An underrated and fatalistic crime drama led by the Scarface De Palma-Pacino combo, with Sean Penn giving a superlative supporting performance.
Dir. Brian De Palma
1993 | USA | Crime/Drama/Thriller | 144 mins | 2.35:1 | English & Spanish
M18 (passed clean) for strong violence, drug content, sexuality and language
Cast: Al Pacino, Sean Penn, Penelope Ann Miller
Plot: A Puerto Rican former convict, just released from prison, pledges to stay away from drugs and violence despite the pressure around him.
Awards: Nom. for 2 Golden Globes – Best Supporting Actor, Best Supporting Actress; Official Selection (Berlinale)
International Sales: Fortissimo Films
Subject Matter: Moderate – Crime, Redemption
Narrative Style: Slightly Complex
Audience Type: Slightly Mainstream
One of Brian De Palma’s underrated works, Carlito’s Way is great cinema, a fatalistic crime drama that some feel is the ‘B-side’ to Scarface (1983), which also stars Al Pacino in the lead role.
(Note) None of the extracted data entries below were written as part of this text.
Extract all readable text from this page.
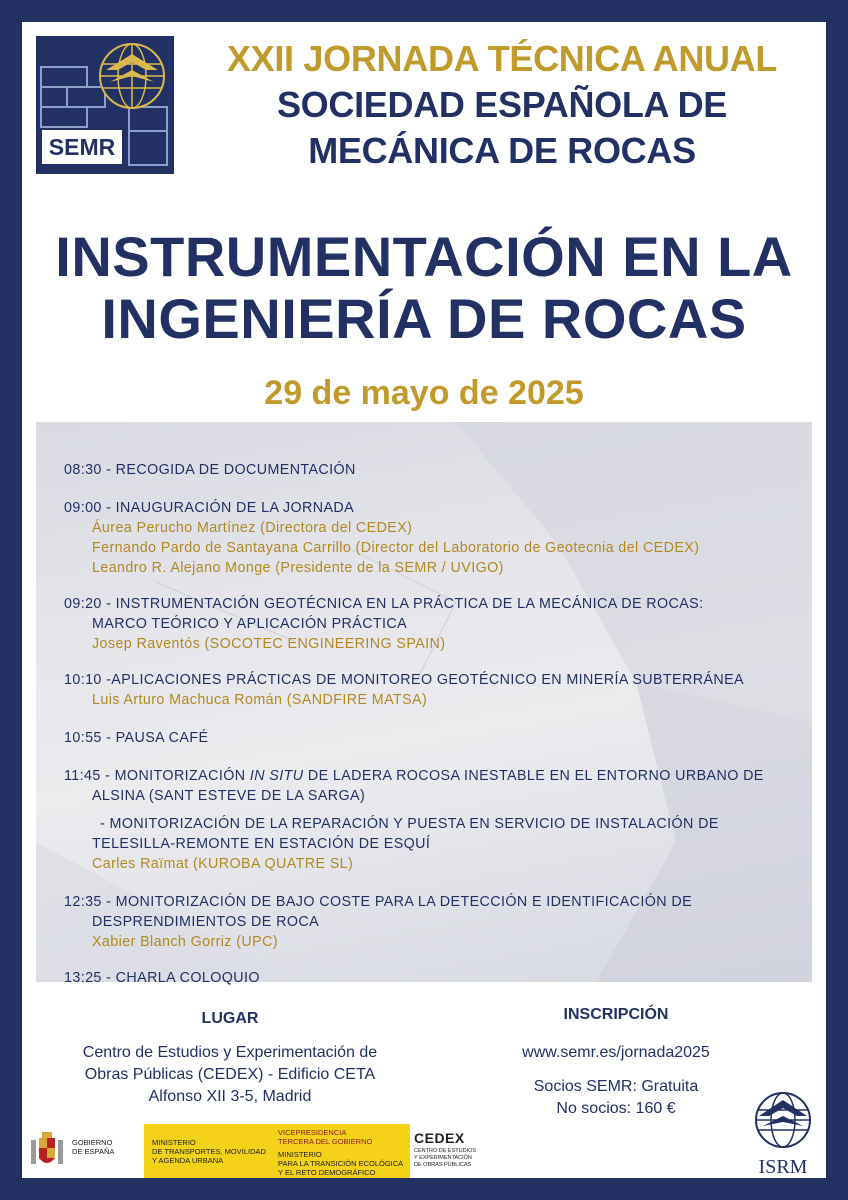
SEMR
XXII JORNADA TÉCNICA ANUAL
SOCIEDAD ESPAÑOLA DE
MECÁNICA DE ROCAS
INSTRUMENTACIÓN EN LA
INGENIERÍA DE ROCAS
29 de mayo de 2025
08:30 - RECOGIDA DE DOCUMENTACIÓN
09:00 - INAUGURACIÓN DE LA JORNADA
Áurea Perucho Martínez (Directora del CEDEX)
Fernando Pardo de Santayana Carrillo (Director del Laboratorio de Geotecnia del CEDEX)
Leandro R. Alejano Monge (Presidente de la SEMR / UVIGO)
09:20 - INSTRUMENTACIÓN GEOTÉCNICA EN LA PRÁCTICA DE LA MECÁNICA DE ROCAS:
MARCO TEÓRICO Y APLICACIÓN PRÁCTICA
Josep Raventós (SOCOTEC ENGINEERING SPAIN)
10:10 -APLICACIONES PRÁCTICAS DE MONITOREO GEOTÉCNICO EN MINERÍA SUBTERRÁNEA
Luis Arturo Machuca Román (SANDFIRE MATSA)
10:55 - PAUSA CAFÉ
11:45 - MONITORIZACIÓN IN SITU DE LADERA ROCOSA INESTABLE EN EL ENTORNO URBANO DE
ALSINA (SANT ESTEVE DE LA SARGA)
- MONITORIZACIÓN DE LA REPARACIÓN Y PUESTA EN SERVICIO DE INSTALACIÓN DE
TELESILLA-REMONTE EN ESTACIÓN DE ESQUÍ
Carles Raïmat (KUROBA QUATRE SL)
12:35 - MONITORIZACIÓN DE BAJO COSTE PARA LA DETECCIÓN E IDENTIFICACIÓN DE
DESPRENDIMIENTOS DE ROCA
Xabier Blanch Gorriz (UPC)
13:25 - CHARLA COLOQUIO
LUGAR
Centro de Estudios y Experimentación de
Obras Públicas (CEDEX) - Edificio CETA
Alfonso XII 3-5, Madrid
INSCRIPCIÓN
www.semr.es/jornada2025
Socios SEMR: Gratuita
No socios: 160 €
GOBIERNO
DE ESPAÑA
MINISTERIO
DE TRANSPORTES, MOVILIDAD
Y AGENDA URBANA
VICEPRESIDENCIA
TERCERA DEL GOBIERNO
MINISTERIO
PARA LA TRANSICIÓN ECOLÓGICA
Y EL RETO DEMOGRÁFICO
CEDEX
CENTRO DE ESTUDIOS
Y EXPERIMENTACIÓN
DE OBRAS PÚBLICAS	ISRM
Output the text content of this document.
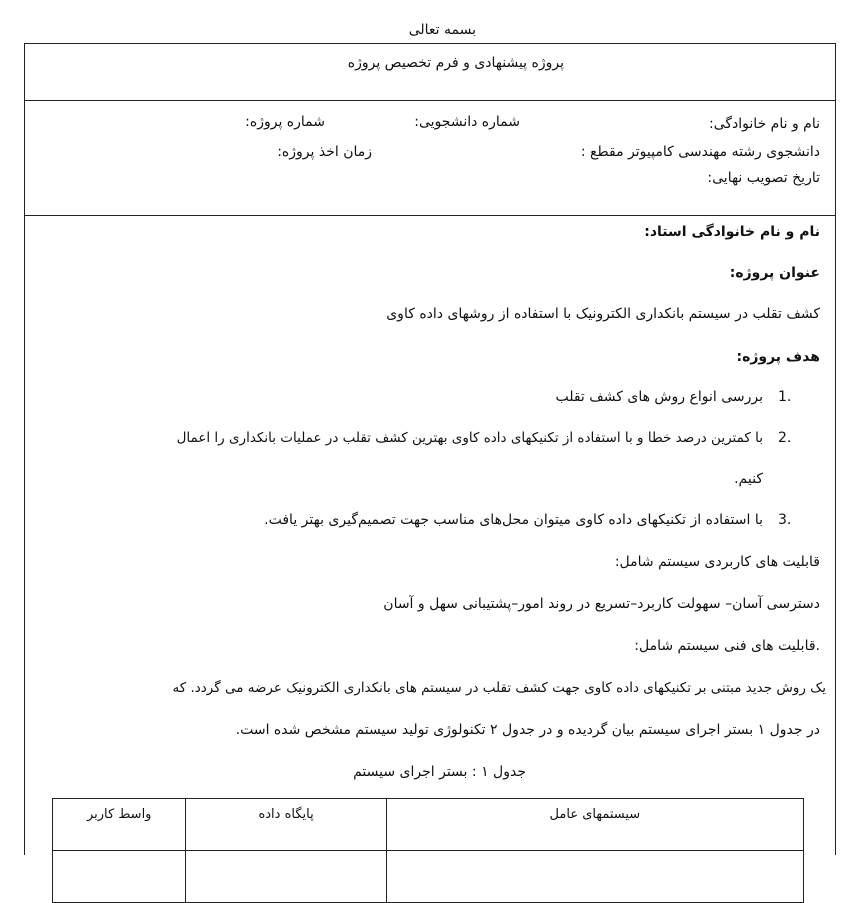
بسمه تعالی
پروژه پیشنهادی و فرم تخصیص پروژه
نام و نام خانوادگی:
شماره دانشجویی:
شماره پروژه:
دانشجوی رشته مهندسی کامپیوتر مقطع :
زمان اخذ پروژه:
تاریخ تصویب نهایی:
نام و نام خانوادگی استاد:
عنوان پروژه:
کشف تقلب در سیستم بانکداری الکترونیک با استفاده از روشهای داده کاوی
هدف پروژه:
1.
بررسی انواع روش های کشف تقلب
2.
با کمترین درصد خطا و با استفاده از تکنیکهای داده کاوی بهترین کشف تقلب در عملیات بانکداری را اعمال
کنیم.
3.
با استفاده از تکنیکهای داده کاوی میتوان محل‌های مناسب جهت تصمیم‌گیری بهتر یافت.
قابلیت های کاربردی سیستم شامل:
دسترسی آسان– سهولت کاربرد–تسریع در روند امور–پشتیبانی سهل و آسان
.قابلیت های فنی سیستم شامل:
یک روش جدید مبتنی بر تکنیکهای داده کاوی جهت کشف تقلب در سیستم های بانکداری الکترونیک عرضه می گردد. که
در جدول ۱ بستر اجرای سیستم بیان گردیده و در جدول ۲ تکنولوژی تولید سیستم مشخص شده است.
جدول ۱ : بستر اجرای سیستم
سیستمهای عامل	پایگاه داده	واسط کاربر
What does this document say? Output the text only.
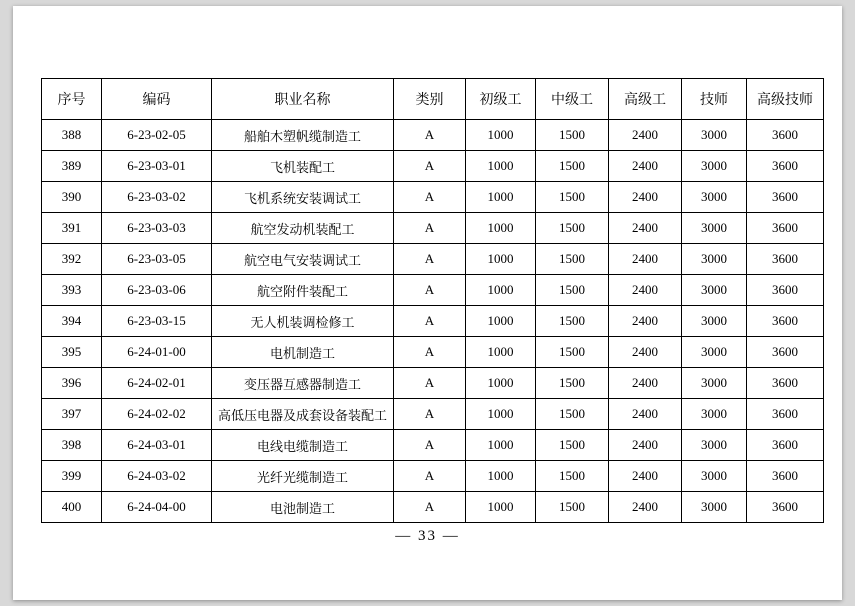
序号	编码	职业名称	类别	初级工	中级工	高级工	技师	高级技师
388	6-23-02-05	船舶木塑帆缆制造工	A	1000	1500	2400	3000	3600
389	6-23-03-01	飞机装配工	A	1000	1500	2400	3000	3600
390	6-23-03-02	飞机系统安装调试工	A	1000	1500	2400	3000	3600
391	6-23-03-03	航空发动机装配工	A	1000	1500	2400	3000	3600
392	6-23-03-05	航空电气安装调试工	A	1000	1500	2400	3000	3600
393	6-23-03-06	航空附件装配工	A	1000	1500	2400	3000	3600
394	6-23-03-15	无人机装调检修工	A	1000	1500	2400	3000	3600
395	6-24-01-00	电机制造工	A	1000	1500	2400	3000	3600
396	6-24-02-01	变压器互感器制造工	A	1000	1500	2400	3000	3600
397	6-24-02-02	高低压电器及成套设备装配工	A	1000	1500	2400	3000	3600
398	6-24-03-01	电线电缆制造工	A	1000	1500	2400	3000	3600
399	6-24-03-02	光纤光缆制造工	A	1000	1500	2400	3000	3600
400	6-24-04-00	电池制造工	A	1000	1500	2400	3000	3600
— 33 —
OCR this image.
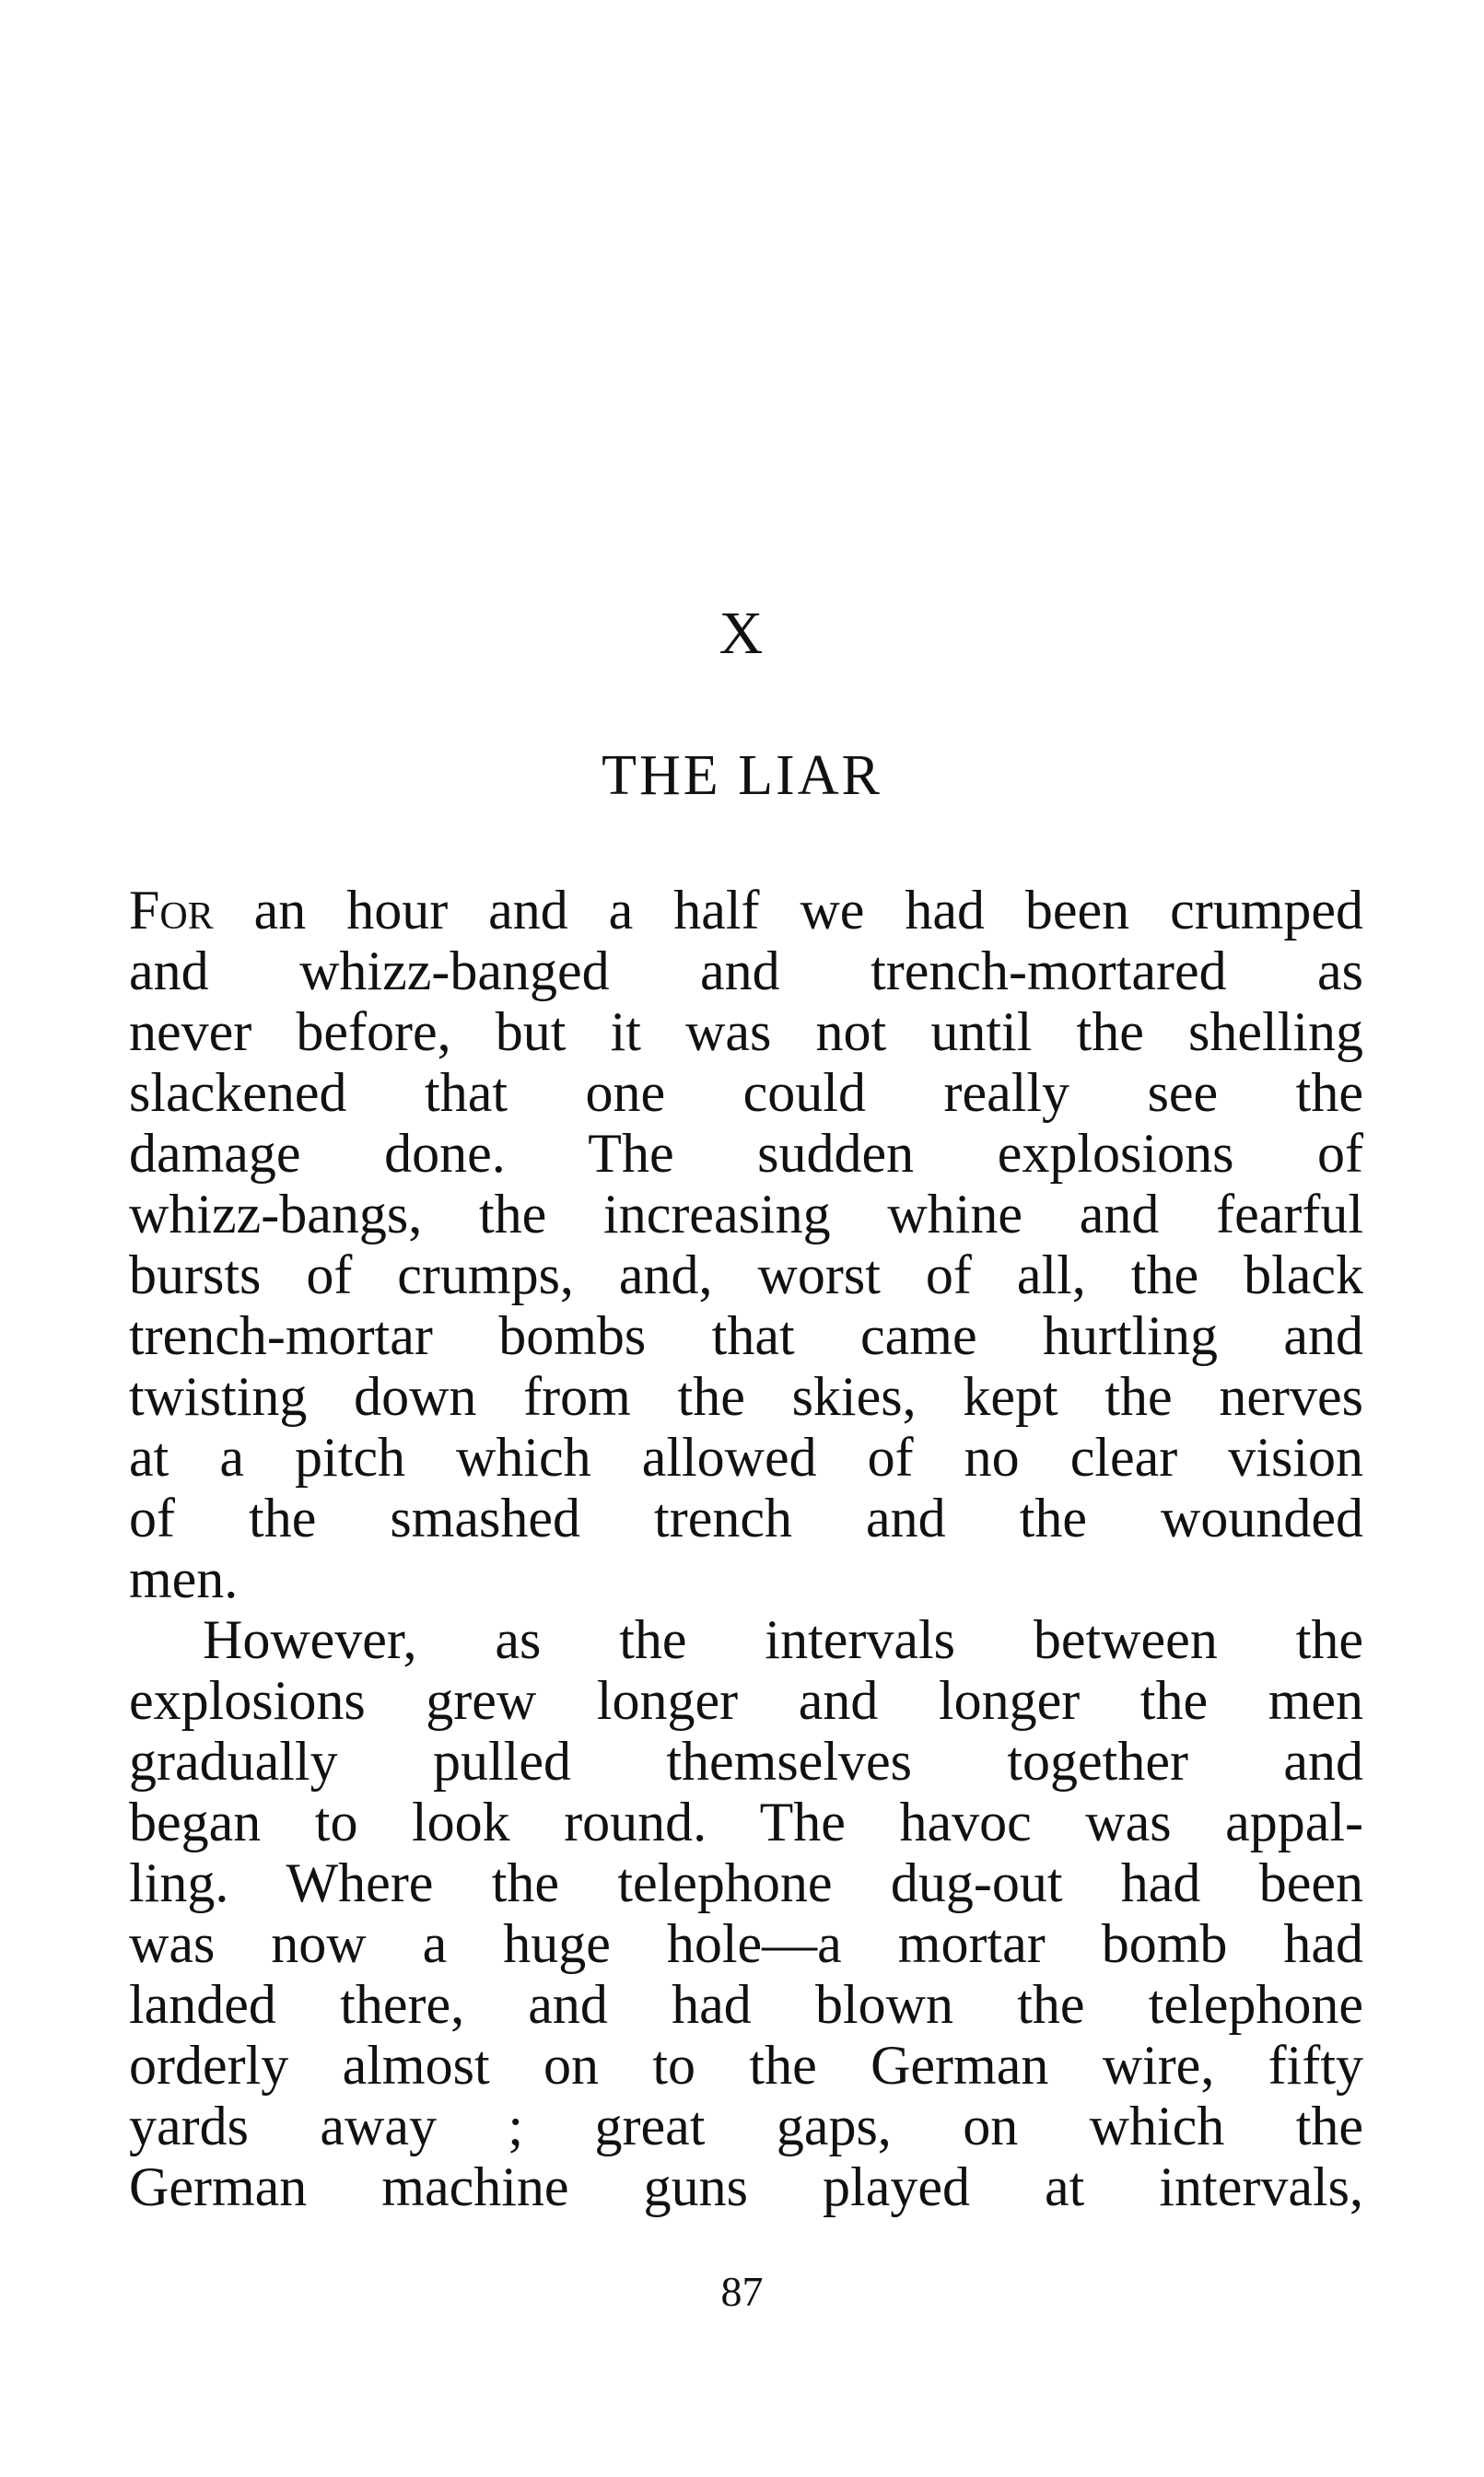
X
THE LIAR
For an hour and a half we had been crumped
and whizz-banged and trench-mortared as
never before, but it was not until the shelling
slackened that one could really see the
damage done. The sudden explosions of
whizz-bangs, the increasing whine and fearful
bursts of crumps, and, worst of all, the black
trench-mortar bombs that came hurtling and
twisting down from the skies, kept the nerves
at a pitch which allowed of no clear vision
of the smashed trench and the wounded
men.
However, as the intervals between the
explosions grew longer and longer the men
gradually pulled themselves together and
began to look round. The havoc was appal-
ling. Where the telephone dug-out had been
was now a huge hole—a mortar bomb had
landed there, and had blown the telephone
orderly almost on to the German wire, fifty
yards away ; great gaps, on which the
German machine guns played at intervals,
87
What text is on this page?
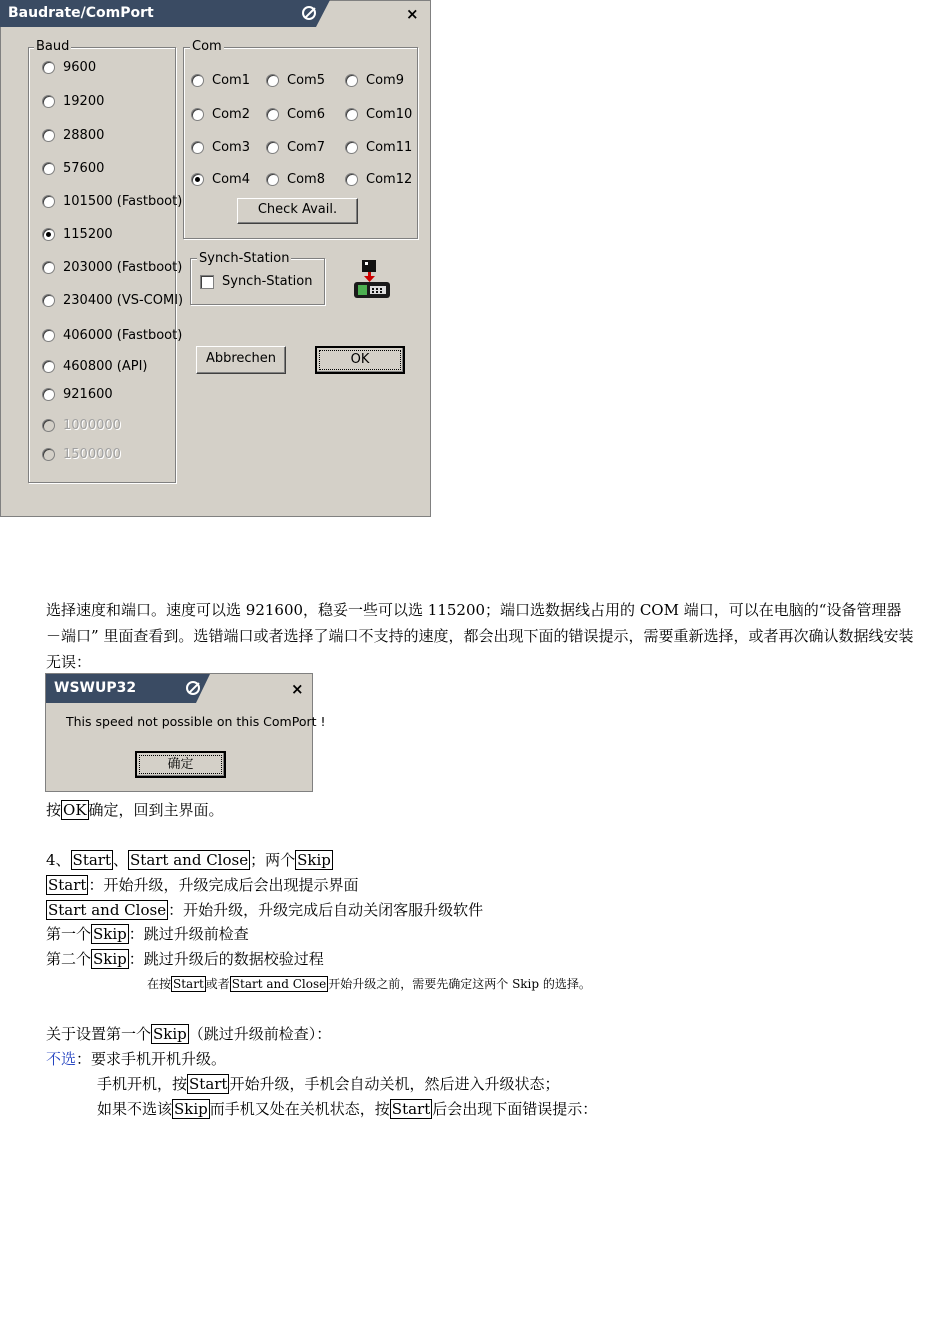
Baudrate/ComPort	×
Baud	Com
Check Avail.
Synch-Station
Synch-Station
Abbrechen	OK
9600
19200
28800
57600
101500 (Fastboot)
115200
203000 (Fastboot)
230400 (VS-COMI)
406000 (Fastboot)
460800 (API)
921600
1000000
1500000
Com1	Com5	Com9
Com2	Com6	Com10
Com3	Com7	Com11
Com4	Com8	Com12
选择速度和端口。速度可以选 921600，稳妥一些可以选 115200；端口选数据线占用的 COM 端口，可以在电脑的“设备管理器－端口” 里面查看到。选错端口或者选择了端口不支持的速度，都会出现下面的错误提示，需要重新选择，或者再次确认数据线安装无误：
WSWUP32	×
This speed not possible on this ComPort !
确定
按 OK 确定，回到主界面。
4、 Start 、 Start and Close ；两个 Skip
Start ：开始升级，升级完成后会出现提示界面
Start and Close ：开始升级，升级完成后自动关闭客服升级软件
第一个 Skip ：跳过升级前检查
第二个 Skip ：跳过升级后的数据校验过程
在按 Start 或者 Start and Close 开始升级之前，需要先确定这两个 Skip 的选择。
关于设置第一个 Skip （跳过升级前检查）：
不选：要求手机开机升级。
手机开机，按 Start 开始升级，手机会自动关机，然后进入升级状态；
如果不选该 Skip 而手机又处在关机状态，按 Start 后会出现下面错误提示：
Truth be told, I like this a bit better than that ‘80s gangster classic, perhaps because it has a more elegiac treatment towards a life in crime.
Here we have a reflective Pacino who plays Carlito, an infamous mobster who gets an early release five years into his 25-year prison sentence but decides to really change for the better, vowing a life of honest living. He dreams of saving enough money to operate a car rental business in the Bahamas.
He owes his new lease of life, of course, to his conniving lawyer, Kleinfeld, played by the superlative Sean Penn in a slippery supporting performance that is right up there as one of his finest—he’s so good that you can’t even see the actor in it. Penelope Ann Miller, who plays Carlito’s long-time love interest with troubles of her own, is also fantastic.
“There is a line you cross, you don’t never come back from.”
Carlito’s Way starts with the ending, yet despite knowing how things will turn out (though De Palma has a trick or two up his sleeves), the film is utterly compelling.
The stretched-out climax involving trains and a railway station is a tour de force, a true triumph of suspense directing—if you think what De Palma accomplished with the baby carriage-cum-shootout sequence in The Untouchables (1987) was astounding, wait till you see this.
At times wistful, yet also violent when it needs to be, Carlito’s Way deserves to come out of the shadow of Scarface (much like the similar problem with Scorsese’s Casino in relation to Goodfellas) and be recognised as one of the great American crime films of the ‘90s made by a filmmaker who knew exactly what he was doing.